Introduction: Metabolic syndrome (MS) is an important cardiovascular risk factor. Rho-kinase (ROCK) is a novel cardiovascular therapeutic target and its activity is increased in patients with MS.
Aim of the study:To investigate the impact of Fasudil, a Rho kinase inhibitor, on the Rho-ROCK pathway, nitric oxide (NO), brain natriuretic peptide (BNP) and cardiac PCSK9/LDL concentrations, and to explore its potential role in improving insulin resistance and cardiovascular abnormalities.Materials and Methods: 24 adults male Wistar albino rats were used and divided into 4 groups: Control, Fasudil1(10 mg/kg/day subcutaneously), Sucrose-fed (30% in drinking water), Sucrose + Fasudil group. daily for 3 weeks. Blood pressure and heart rate, serum biomarkers (ROCK1, BNP, NO, insulin, glucose and LDL-c), and cardiac PCSK-9 concentrations were assessed in addition to cardiac histopathology.

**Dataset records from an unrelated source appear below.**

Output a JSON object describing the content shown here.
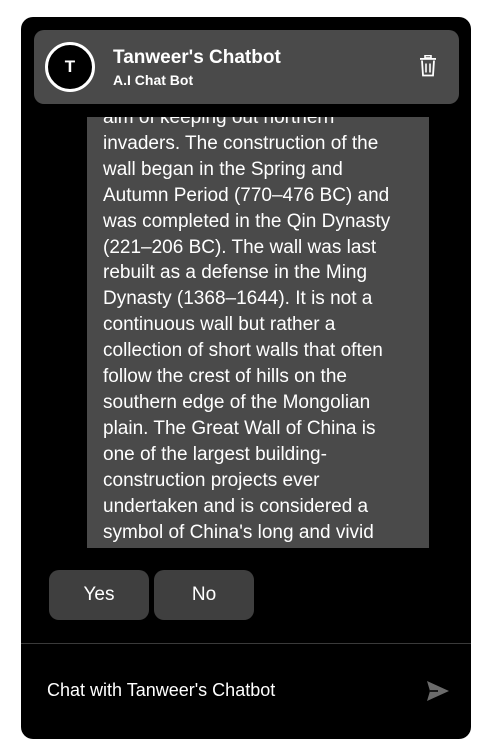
{
  "header": {
    "avatar_letter": "T",
    "title": "Tanweer's Chatbot",
    "subtitle": "A.I Chat Bot",
    "delete_icon": "trash-icon"
  },
  "messages": [
    {
      "role": "bot",
      "text": "aim of keeping out northern\ninvaders. The construction of the\nwall began in the Spring and\nAutumn Period (770–476 BC) and\nwas completed in the Qin Dynasty\n(221–206 BC). The wall was last\nrebuilt as a defense in the Ming\nDynasty (1368–1644). It is not a\ncontinuous wall but rather a\ncollection of short walls that often\nfollow the crest of hills on the\nsouthern edge of the Mongolian\nplain. The Great Wall of China is\none of the largest building-\nconstruction projects ever\nundertaken and is considered a\nsymbol of China's long and vivid"
    }
  ],
  "options": [
    {
      "label": "Yes"
    },
    {
      "label": "No"
    }
  ],
  "input": {
    "placeholder": "Chat with Tanweer's Chatbot",
    "send_icon": "send-icon"
  },
  "colors": {
    "window_bg": "#000000",
    "header_bg": "#4a4a4a",
    "bubble_bg": "#4a4a4a",
    "button_bg": "#3f3f3f",
    "text": "#ffffff",
    "send_icon": "#6b6b6b"
  }
}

Results:The data proved that sucrose + Fasudil treatment significantly ameliorated the levels of systolic blood pressure, glycemic indices, serum LDL, Rho kinase, NO, BNP and cardiac PCSK9 compared to the untreated sucrose group. Histology examination confirmed the positive impact of Fasudil on cardiac inflammation, fibrosis and tissue degeneration compared to the untreated.
Conclusion:Fasudil has a cardioprotective effect with improved glycemic indices on sucrose-induced MS in rats. By its action not only on the RhoA/Rho kinase (ROCK) signaling pathway but also on BNP, NO, and cardiac PCSK9 modulation activity. The study provided a promise to use Fasudil clinically in MS beyond RhoA/ROCK inhibition.